Often described as ‘death by a thousand cuts’, microaggressions can be both verbal and behavioural indignities which can lead to the person on the receiving end having constant chips away at their confidence, with severe psychological impacts on their mental health.

These behaviours and attitudes are often directed towards a marginalised group, for example: people of different gender identities, races, ethnicities, religions, those with disabilities, social class or income level.

36% of all women claimed to have had their judgement questioned. This rose to 40% for black women and 37% of LGBTQ+ women, as opposed to 27% of men.

Microaggressions can lead to the person on the receiving end feeling angry, depressed, less motivated and productive in work. Their confidence can be affected, causing them to lose confidence in themselves and not go for opportunities.

Ultimately, they can feel that they are not fully accepted or trusted and eventually they can reach a point where they feel they need to leave the workplace.

Microaggressions create a real disadvantage.

Microaggressions can take a number of forms; rather than an overt declaration of racism or sexism, they can take the shape of the following:

  • Derogatory comments including ‘jokes’.
  • Not acknowledging contributions or ideas.
  • Stereotypical assumptions.
  • Acts of ‘othering’.
  • Reduced eye contact/different body language.
  • Deliberate misgendering.

Some of the above microaggressions can be subtle, casual remarks or questions, meaning that they can pass unchallenged.

Microaggressions are typically rooted in Unconscious Bias and the person delivering these behaviours or statements is often unaware and they don’t always realise what they’re doing and the demeaning action they have exchanged.

42% of black women and 31% of women have had to provide more evidence of competency when compared to only 16% of men.

Being addressed unprofessionally accounts for 45% of microaggressions.

28% of workers have experienced being spoken over in work with 47% of women saying it upset them in comparison to 37% of men.

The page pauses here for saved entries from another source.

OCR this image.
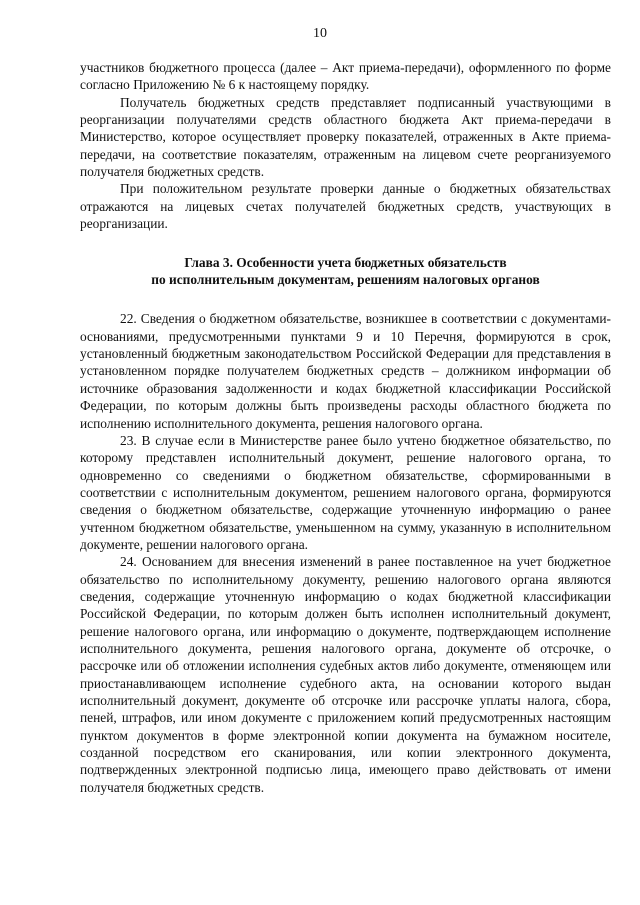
10

участников бюджетного процесса (далее – Акт приема-передачи), оформленного по форме согласно Приложению № 6 к настоящему порядку.

Получатель бюджетных средств представляет подписанный участвующими в реорганизации получателями средств областного бюджета Акт приема-передачи в Министерство, которое осуществляет проверку показателей, отраженных в Акте приема-передачи, на соответствие показателям, отраженным на лицевом счете реорганизуемого получателя бюджетных средств.

При положительном результате проверки данные о бюджетных обязательствах отражаются на лицевых счетах получателей бюджетных средств, участвующих в реорганизации.

Глава 3. Особенности учета бюджетных обязательств
по исполнительным документам, решениям налоговых органов

22. Сведения о бюджетном обязательстве, возникшее в соответствии с документами-основаниями, предусмотренными пунктами 9 и 10 Перечня, формируются в срок, установленный бюджетным законодательством Российской Федерации для представления в установленном порядке получателем бюджетных средств – должником информации об источнике образования задолженности и кодах бюджетной классификации Российской Федерации, по которым должны быть произведены расходы областного бюджета по исполнению исполнительного документа, решения налогового органа.

23. В случае если в Министерстве ранее было учтено бюджетное обязательство, по которому представлен исполнительный документ, решение налогового органа, то одновременно со сведениями о бюджетном обязательстве, сформированными в соответствии с исполнительным документом, решением налогового органа, формируются сведения о бюджетном обязательстве, содержащие уточненную информацию о ранее учтенном бюджетном обязательстве, уменьшенном на сумму, указанную в исполнительном документе, решении налогового органа.

24. Основанием для внесения изменений в ранее поставленное на учет бюджетное обязательство по исполнительному документу, решению налогового органа являются сведения, содержащие уточненную информацию о кодах бюджетной классификации Российской Федерации, по которым должен быть исполнен исполнительный документ, решение налогового органа, или информацию о документе, подтверждающем исполнение исполнительного документа, решения налогового органа, документе об отсрочке, о рассрочке или об отложении исполнения судебных актов либо документе, отменяющем или приостанавливающем исполнение судебного акта, на основании которого выдан исполнительный документ, документе об отсрочке или рассрочке уплаты налога, сбора, пеней, штрафов, или ином документе с приложением копий предусмотренных настоящим пунктом документов в форме электронной копии документа на бумажном носителе, созданной посредством его сканирования, или копии электронного документа, подтвержденных электронной подписью лица, имеющего право действовать от имени получателя бюджетных средств.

Microaggressions send the message:
“You’re not like the rest of us. You don’t belong.”

Being aware of your Unconscious Biases means that you can challenge yourself. Our Award-Winning EMPOWER, UNCONSCIOUS BIAS, INCLUSION ALLIES, and THRIVE programmes all explore Unconscious Bias and our unconscious brains.

3 in 10 workers believe microaggressions are worse if committed by senior employees.